HARARE - It might not entail going back to 1980 and even further than that. But it would certainly be useful for you to recall how it was that the people of Zimbabwe, en masse, decided to rise up against foreign oppression and sacrifice their lives for their future and that of their children.

It was an awesome decision, especially when you remember that 40 000 lives were lost as a result.

On my return to the country in 1980, a friend griped constantly about his missing son, who had joined the struggle.

Where was he? He asked of no-one in particular. It seemed to him that everybody else’s son and daughter had returned alive and well from the war.

My friend tried to renew acquaintances with old friends who might have “inside” information on the whereabouts of “missing freedom fighters”.

As I write this, 30-something years after the event, there has been no news about his son. You can imagine his agony. He speaks of ulcers and a never-ending struggle against alcoholism. He is into prayer and drugs against schizophrenia.

He is not the only one enduring this agony. There are many others who have no doubts at all — they know their children died during the war. All they can do is try to endure the agony, or to believe that it was for a good cause and the Lord — or Allah — would look after them.

In these times of impending tragedy — our political crisis could degenerate into something worse — it is wise to be solid of spirit and abundantly filled with hope.

If we allow the situation to deteriorate, who else can we blame — except ourselves?

For everyone — politicians, civil servants, judges and lawyers, teachers, professors, train drivers, pilots and air hostesses and cooks and waiters — it is time to review our lives.

We won — that is an inescapable fact. We fought the enemy, tooth and nail, and came out victorious. Thousands of our own people died. But we all know it was worth it.

We fought the good fight and won. We cannot, under any circumstances, lose this war.

This is a war to prevent us from degenerating into the lazybones, the nitwits and the laggards who would not have stood up against the white settlers, with whom we duelled and, eventually, defeated.

Yes, we made mistakes, some of them of enormous proportions. Our determination this time around is not to repeat those blunders. This might mean not choosing as leaders the same buffoons who made those terrible mistakes the last time around.

In real terms, what it translates into is to swear against the temptation to be lured into a nest of corruption, which was the cause of our failure the last time around.  

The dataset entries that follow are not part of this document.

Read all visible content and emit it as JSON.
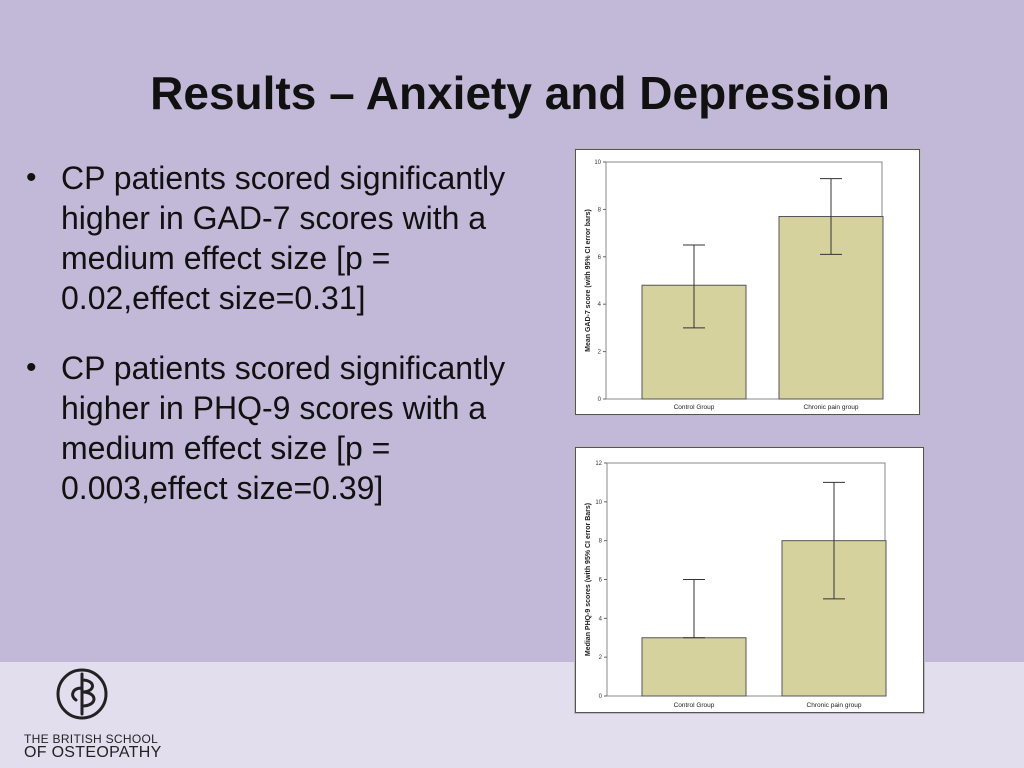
{
  "slide": {
    "title": "Results – Anxiety and Depression",
    "bullet_symbol": "•",
    "bullets": [
      "CP patients scored significantly higher in GAD-7 scores with a medium effect size [p = 0.02,effect size=0.31]",
      "CP patients scored significantly higher in PHQ-9 scores with a medium effect size [p = 0.003,effect size=0.39]"
    ]
  },
  "logo": {
    "line1": "THE BRITISH SCHOOL",
    "line2": "OF OSTEOPATHY"
  },
  "colors": {
    "background": "#c1b9d7",
    "footer": "#e2deed",
    "bar_fill": "#d5d29e",
    "bar_stroke": "#555555"
  },
  "chart_data": [
    {
      "type": "bar",
      "title": "",
      "categories": [
        "Control Group",
        "Chronic pain group"
      ],
      "values": [
        4.8,
        7.7
      ],
      "error_low": [
        3.0,
        6.1
      ],
      "error_high": [
        6.5,
        9.3
      ],
      "xlabel": "",
      "ylabel": "Mean GAD-7 score (with 95% CI error bars)",
      "ylim": [
        0,
        10
      ],
      "yticks": [
        0,
        2,
        4,
        6,
        8,
        10
      ]
    },
    {
      "type": "bar",
      "title": "",
      "categories": [
        "Control Group",
        "Chronic pain group"
      ],
      "values": [
        3,
        8
      ],
      "error_low": [
        3,
        5
      ],
      "error_high": [
        6,
        11
      ],
      "xlabel": "",
      "ylabel": "Median PHQ-9 scores (with 95% CI error Bars)",
      "ylim": [
        0,
        12
      ],
      "yticks": [
        0,
        2,
        4,
        6,
        8,
        10,
        12
      ]
    }
  ]
}
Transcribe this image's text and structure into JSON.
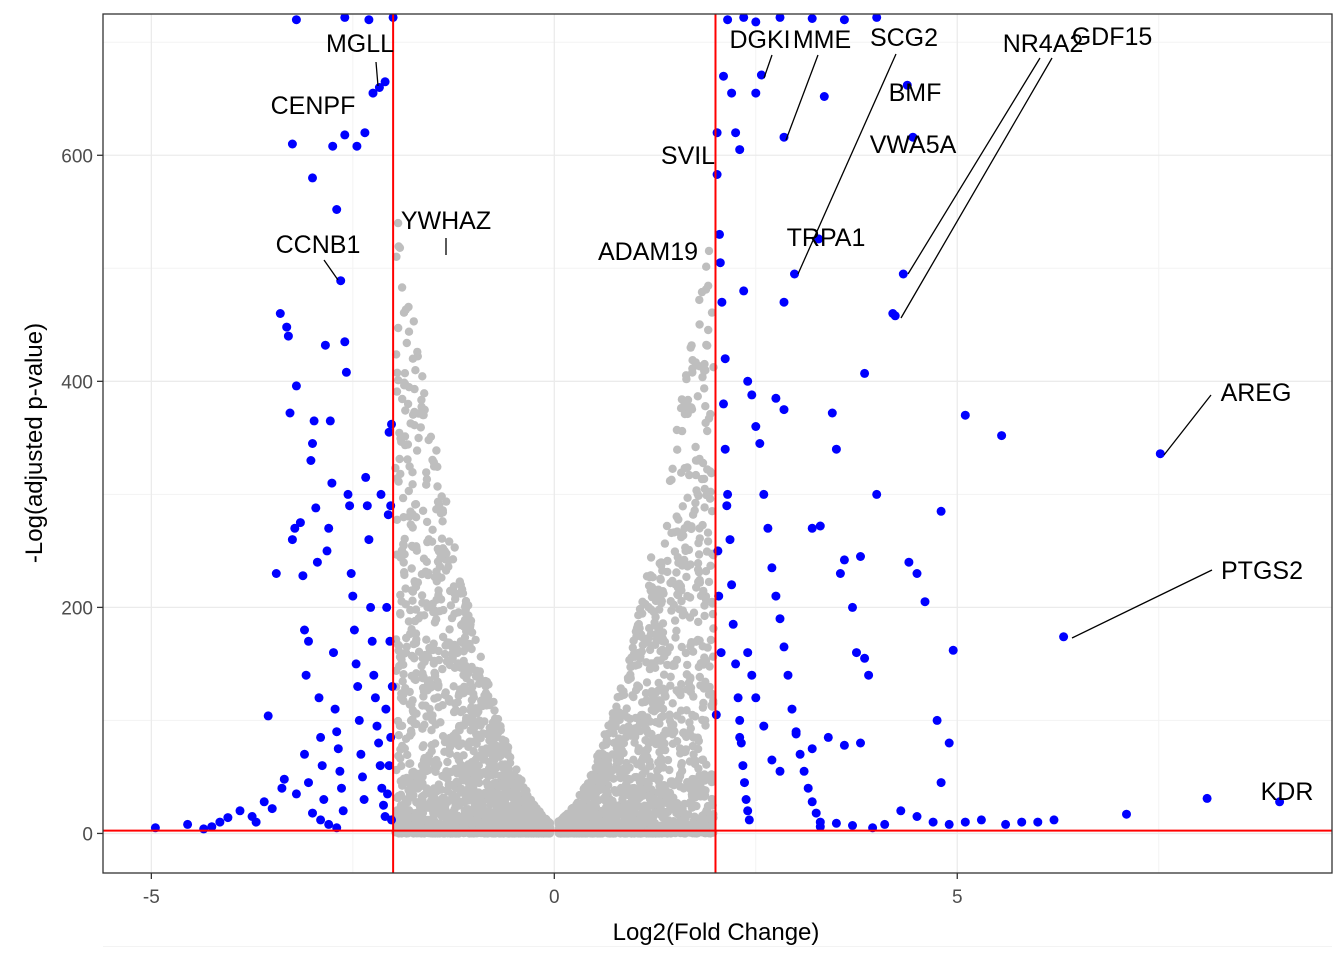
{
  "chart_data": {
    "type": "scatter",
    "title": "",
    "xlabel": "Log2(Fold Change)",
    "ylabel": "-Log(adjusted p-value)",
    "xlim": [
      -5.6,
      9.65
    ],
    "ylim": [
      -35,
      725
    ],
    "x_ticks": [
      -5,
      0,
      5
    ],
    "x_tick_labels": [
      "-5",
      "0",
      "5"
    ],
    "y_ticks": [
      0,
      200,
      400,
      600
    ],
    "y_tick_labels": [
      "0",
      "200",
      "400",
      "600"
    ],
    "grid": true,
    "legend": "none",
    "thresholds": {
      "log2fc": [
        -2,
        2
      ],
      "neglog_padj": 2.5
    },
    "colors": {
      "significant": "#0000ff",
      "nonsignificant": "#bebebe",
      "threshold_line": "#ff0000",
      "grid_major": "#ebebeb",
      "grid_minor": "#f3f3f3",
      "panel_border": "#333333",
      "label_segment": "#000000"
    },
    "labeled_genes": [
      {
        "gene": "MGLL",
        "x": -2.17,
        "y": 660
      },
      {
        "gene": "CENPF",
        "x": -2.25,
        "y": 655
      },
      {
        "gene": "CCNB1",
        "x": -2.65,
        "y": 489
      },
      {
        "gene": "YWHAZ",
        "x": -1.35,
        "y": 511
      },
      {
        "gene": "ADAM19",
        "x": 1.2,
        "y": 500
      },
      {
        "gene": "SVIL",
        "x": 1.98,
        "y": 583
      },
      {
        "gene": "DGKI",
        "x": 2.57,
        "y": 671
      },
      {
        "gene": "MME",
        "x": 2.85,
        "y": 616
      },
      {
        "gene": "SCG2",
        "x": 2.98,
        "y": 495
      },
      {
        "gene": "BMF",
        "x": 4.38,
        "y": 662
      },
      {
        "gene": "VWA5A",
        "x": 4.45,
        "y": 616
      },
      {
        "gene": "TRPA1",
        "x": 3.28,
        "y": 526
      },
      {
        "gene": "NR4A2",
        "x": 4.33,
        "y": 495
      },
      {
        "gene": "GDF15",
        "x": 4.23,
        "y": 458
      },
      {
        "gene": "AREG",
        "x": 7.52,
        "y": 336
      },
      {
        "gene": "PTGS2",
        "x": 6.32,
        "y": 174
      },
      {
        "gene": "KDR",
        "x": 9.0,
        "y": 28
      }
    ],
    "significant_points": [
      [
        -4.95,
        5
      ],
      [
        -4.55,
        8
      ],
      [
        -4.35,
        4
      ],
      [
        -4.25,
        6
      ],
      [
        -4.15,
        10
      ],
      [
        -4.05,
        14
      ],
      [
        -3.9,
        20
      ],
      [
        -3.75,
        15
      ],
      [
        -3.6,
        28
      ],
      [
        -3.55,
        104
      ],
      [
        -3.45,
        230
      ],
      [
        -3.4,
        460
      ],
      [
        -3.38,
        40
      ],
      [
        -3.3,
        440
      ],
      [
        -3.28,
        372
      ],
      [
        -3.25,
        260
      ],
      [
        -3.22,
        270
      ],
      [
        -3.2,
        396
      ],
      [
        -3.15,
        275
      ],
      [
        -3.12,
        228
      ],
      [
        -3.1,
        180
      ],
      [
        -3.08,
        140
      ],
      [
        -3.05,
        170
      ],
      [
        -3.02,
        330
      ],
      [
        -3.0,
        345
      ],
      [
        -2.98,
        365
      ],
      [
        -2.96,
        288
      ],
      [
        -2.94,
        240
      ],
      [
        -2.92,
        120
      ],
      [
        -2.9,
        85
      ],
      [
        -2.88,
        60
      ],
      [
        -2.86,
        30
      ],
      [
        -2.84,
        432
      ],
      [
        -2.82,
        250
      ],
      [
        -2.8,
        270
      ],
      [
        -2.78,
        365
      ],
      [
        -2.76,
        310
      ],
      [
        -2.74,
        160
      ],
      [
        -2.72,
        110
      ],
      [
        -2.7,
        90
      ],
      [
        -2.68,
        75
      ],
      [
        -2.66,
        55
      ],
      [
        -2.64,
        40
      ],
      [
        -2.62,
        20
      ],
      [
        -2.6,
        435
      ],
      [
        -2.58,
        408
      ],
      [
        -2.56,
        300
      ],
      [
        -2.54,
        290
      ],
      [
        -2.52,
        230
      ],
      [
        -2.5,
        210
      ],
      [
        -2.48,
        180
      ],
      [
        -2.46,
        150
      ],
      [
        -2.44,
        130
      ],
      [
        -2.42,
        100
      ],
      [
        -2.4,
        70
      ],
      [
        -2.38,
        50
      ],
      [
        -2.36,
        30
      ],
      [
        -2.34,
        315
      ],
      [
        -2.32,
        290
      ],
      [
        -2.3,
        260
      ],
      [
        -2.28,
        200
      ],
      [
        -2.26,
        170
      ],
      [
        -2.24,
        140
      ],
      [
        -2.22,
        120
      ],
      [
        -2.2,
        95
      ],
      [
        -2.18,
        80
      ],
      [
        -2.16,
        60
      ],
      [
        -2.14,
        40
      ],
      [
        -2.12,
        25
      ],
      [
        -2.1,
        15
      ],
      [
        -2.7,
        552
      ],
      [
        -2.75,
        608
      ],
      [
        -2.6,
        618
      ],
      [
        -3.0,
        580
      ],
      [
        -2.45,
        608
      ],
      [
        -2.35,
        620
      ],
      [
        -2.1,
        665
      ],
      [
        -2.05,
        355
      ],
      [
        -2.02,
        362
      ],
      [
        -2.03,
        290
      ],
      [
        -2.06,
        282
      ],
      [
        -2.08,
        200
      ],
      [
        -2.04,
        170
      ],
      [
        -2.01,
        130
      ],
      [
        -2.09,
        110
      ],
      [
        -2.03,
        85
      ],
      [
        -2.05,
        60
      ],
      [
        -2.07,
        35
      ],
      [
        -2.02,
        12
      ],
      [
        -2.15,
        300
      ],
      [
        -3.1,
        70
      ],
      [
        -3.05,
        45
      ],
      [
        -3.2,
        35
      ],
      [
        -3.35,
        48
      ],
      [
        -3.5,
        22
      ],
      [
        -3.7,
        10
      ],
      [
        -3.0,
        18
      ],
      [
        -2.9,
        12
      ],
      [
        -2.8,
        8
      ],
      [
        -2.7,
        5
      ],
      [
        -2.65,
        489
      ],
      [
        -2.17,
        660
      ],
      [
        -2.25,
        655
      ],
      [
        -3.25,
        610
      ],
      [
        -3.32,
        448
      ],
      [
        2.02,
        620
      ],
      [
        2.05,
        530
      ],
      [
        2.08,
        470
      ],
      [
        2.1,
        380
      ],
      [
        2.12,
        340
      ],
      [
        2.15,
        300
      ],
      [
        2.18,
        260
      ],
      [
        2.2,
        220
      ],
      [
        2.22,
        185
      ],
      [
        2.25,
        150
      ],
      [
        2.28,
        120
      ],
      [
        2.3,
        100
      ],
      [
        2.32,
        80
      ],
      [
        2.34,
        60
      ],
      [
        2.36,
        45
      ],
      [
        2.38,
        30
      ],
      [
        2.4,
        20
      ],
      [
        2.42,
        12
      ],
      [
        2.2,
        655
      ],
      [
        2.3,
        605
      ],
      [
        2.35,
        480
      ],
      [
        2.4,
        400
      ],
      [
        2.45,
        388
      ],
      [
        2.5,
        360
      ],
      [
        2.55,
        345
      ],
      [
        2.6,
        300
      ],
      [
        2.65,
        270
      ],
      [
        2.7,
        235
      ],
      [
        2.75,
        210
      ],
      [
        2.8,
        190
      ],
      [
        2.85,
        165
      ],
      [
        2.9,
        140
      ],
      [
        2.95,
        110
      ],
      [
        3.0,
        90
      ],
      [
        3.05,
        70
      ],
      [
        3.1,
        55
      ],
      [
        3.15,
        40
      ],
      [
        3.2,
        28
      ],
      [
        3.25,
        18
      ],
      [
        3.3,
        10
      ],
      [
        2.57,
        671
      ],
      [
        2.85,
        616
      ],
      [
        2.98,
        495
      ],
      [
        3.28,
        526
      ],
      [
        2.85,
        470
      ],
      [
        2.5,
        655
      ],
      [
        2.25,
        620
      ],
      [
        3.35,
        652
      ],
      [
        2.75,
        385
      ],
      [
        2.85,
        375
      ],
      [
        3.2,
        270
      ],
      [
        3.3,
        272
      ],
      [
        3.5,
        340
      ],
      [
        3.55,
        230
      ],
      [
        3.6,
        242
      ],
      [
        3.7,
        200
      ],
      [
        3.75,
        160
      ],
      [
        3.8,
        245
      ],
      [
        3.85,
        155
      ],
      [
        3.9,
        140
      ],
      [
        3.45,
        372
      ],
      [
        3.85,
        407
      ],
      [
        4.0,
        300
      ],
      [
        4.2,
        460
      ],
      [
        4.38,
        662
      ],
      [
        4.45,
        616
      ],
      [
        4.33,
        495
      ],
      [
        4.23,
        458
      ],
      [
        4.4,
        240
      ],
      [
        4.5,
        230
      ],
      [
        4.6,
        205
      ],
      [
        4.8,
        285
      ],
      [
        4.95,
        162
      ],
      [
        5.1,
        370
      ],
      [
        5.55,
        352
      ],
      [
        4.75,
        100
      ],
      [
        4.8,
        45
      ],
      [
        4.9,
        80
      ],
      [
        3.8,
        80
      ],
      [
        3.6,
        78
      ],
      [
        3.4,
        85
      ],
      [
        3.2,
        75
      ],
      [
        3.0,
        88
      ],
      [
        2.8,
        55
      ],
      [
        2.7,
        65
      ],
      [
        2.6,
        95
      ],
      [
        2.5,
        120
      ],
      [
        2.45,
        140
      ],
      [
        2.4,
        160
      ],
      [
        2.3,
        85
      ],
      [
        4.3,
        20
      ],
      [
        4.5,
        15
      ],
      [
        4.7,
        10
      ],
      [
        4.9,
        8
      ],
      [
        5.1,
        10
      ],
      [
        5.3,
        12
      ],
      [
        5.6,
        8
      ],
      [
        5.8,
        10
      ],
      [
        6.0,
        10
      ],
      [
        6.2,
        12
      ],
      [
        7.1,
        17
      ],
      [
        7.52,
        336
      ],
      [
        6.32,
        174
      ],
      [
        8.1,
        31
      ],
      [
        9.0,
        28
      ],
      [
        4.1,
        8
      ],
      [
        3.95,
        5
      ],
      [
        3.7,
        7
      ],
      [
        3.5,
        9
      ],
      [
        3.3,
        6
      ],
      [
        2.15,
        720
      ],
      [
        2.35,
        722
      ],
      [
        2.5,
        718
      ],
      [
        2.8,
        722
      ],
      [
        3.2,
        721
      ],
      [
        3.6,
        720
      ],
      [
        4.0,
        722
      ],
      [
        -2.3,
        720
      ],
      [
        -2.6,
        722
      ],
      [
        -3.2,
        720
      ],
      [
        -2.0,
        722
      ],
      [
        2.02,
        583
      ],
      [
        2.1,
        670
      ],
      [
        2.06,
        505
      ],
      [
        2.12,
        420
      ],
      [
        2.14,
        290
      ],
      [
        2.03,
        250
      ],
      [
        2.04,
        210
      ],
      [
        2.07,
        160
      ],
      [
        2.01,
        105
      ]
    ]
  }
}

What we are now fighting against is corruption — pure and simple. There will be no letting up in the fight against this curse. We have set up an anti-corruption unit, presumably with all the surefire accessories that would make it foolproof.

We know now that this has not worked before. If there had been 100 percent certainty of it all working according to plan, we would never have fallen into the same trap as before.

The tendency, as usual, is to re-examine our leadership. Does that sound like an attitude of tiredness, of going around the same merry-go-round? Let’s examine it carefully.

Why should we not re-examine the leadership anew? Is there anywhere where it is decreed that such leadership could be infallible — or endowed with such talent that it cannot be faulted?

If that is not the case, let’s go for it.